Der ältere Herr stieg ziemlich schnell ein, nachdem die Fremde etwas zu ihm gesagt, und nahm grusslos den Platz vor Günter ein. Neben diesen setzte sich der jüngere Herr.
Die Leute umdrängten das Auto, es wurden immer mehr. Wo sie nur mit einemmal herkommen mochten und was sie wohl wollten? Eine Stimme rief überlaut: „Hoch Karl Bauer!“
Ein Dutzend Stimmen nahm den Ruf auf.
„Dank für den Abend!“ jubelte eine Frau wie trunken vor Glückseligkeit.
Der kleine Herr vor ihm winkte mit der Rechten.
Er sagte laut, aber sehr ruhig und freundlich, als hätte er es schon viele tausend Male sagen müssen: „Auf Wiedersehen!“
Das Auto fuhr bereits an und Günter war es, als ob hinter seiner Stirn Weingeister eine tolle Wirtschaft führten, ihm jeden klaren Gedanken, noch ehe er ihn zu Ende gedacht, wie dürres Reisig zerbrachen.

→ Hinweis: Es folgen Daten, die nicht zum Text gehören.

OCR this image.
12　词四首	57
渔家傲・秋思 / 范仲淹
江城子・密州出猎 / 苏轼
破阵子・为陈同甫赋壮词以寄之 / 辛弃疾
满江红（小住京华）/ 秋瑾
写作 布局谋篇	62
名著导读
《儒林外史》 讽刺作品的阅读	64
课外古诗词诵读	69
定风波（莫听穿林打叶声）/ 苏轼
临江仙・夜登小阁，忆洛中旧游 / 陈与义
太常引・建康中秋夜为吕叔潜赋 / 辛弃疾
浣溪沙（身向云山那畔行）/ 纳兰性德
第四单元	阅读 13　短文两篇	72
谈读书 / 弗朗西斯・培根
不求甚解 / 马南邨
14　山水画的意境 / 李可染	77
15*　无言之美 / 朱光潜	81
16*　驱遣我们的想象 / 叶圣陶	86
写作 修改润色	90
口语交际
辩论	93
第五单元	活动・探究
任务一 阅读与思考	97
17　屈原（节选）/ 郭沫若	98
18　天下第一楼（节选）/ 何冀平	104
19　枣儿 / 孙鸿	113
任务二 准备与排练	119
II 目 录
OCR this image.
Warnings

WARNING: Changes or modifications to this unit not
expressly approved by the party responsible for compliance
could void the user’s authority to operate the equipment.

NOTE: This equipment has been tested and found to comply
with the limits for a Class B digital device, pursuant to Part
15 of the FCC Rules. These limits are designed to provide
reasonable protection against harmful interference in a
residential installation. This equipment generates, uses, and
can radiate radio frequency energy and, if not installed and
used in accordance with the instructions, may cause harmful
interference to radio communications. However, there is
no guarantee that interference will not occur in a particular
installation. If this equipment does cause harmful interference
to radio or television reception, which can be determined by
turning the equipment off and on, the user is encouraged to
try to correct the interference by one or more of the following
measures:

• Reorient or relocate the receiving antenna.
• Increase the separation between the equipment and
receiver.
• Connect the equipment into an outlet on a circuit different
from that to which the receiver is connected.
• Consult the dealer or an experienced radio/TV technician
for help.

Lieber Himmel, träumte er oder war es Wirklichkeit, dass er, der unbekannte Günter Albus, für den der Name des berühmten Dirigenten und Komponisten ein Etwas gewesen, vor dem er in scheuer Ehrfurcht erschauert, im selben Auto mit ihm sass, eingeladen von der Tochter Karl Bauers selbst?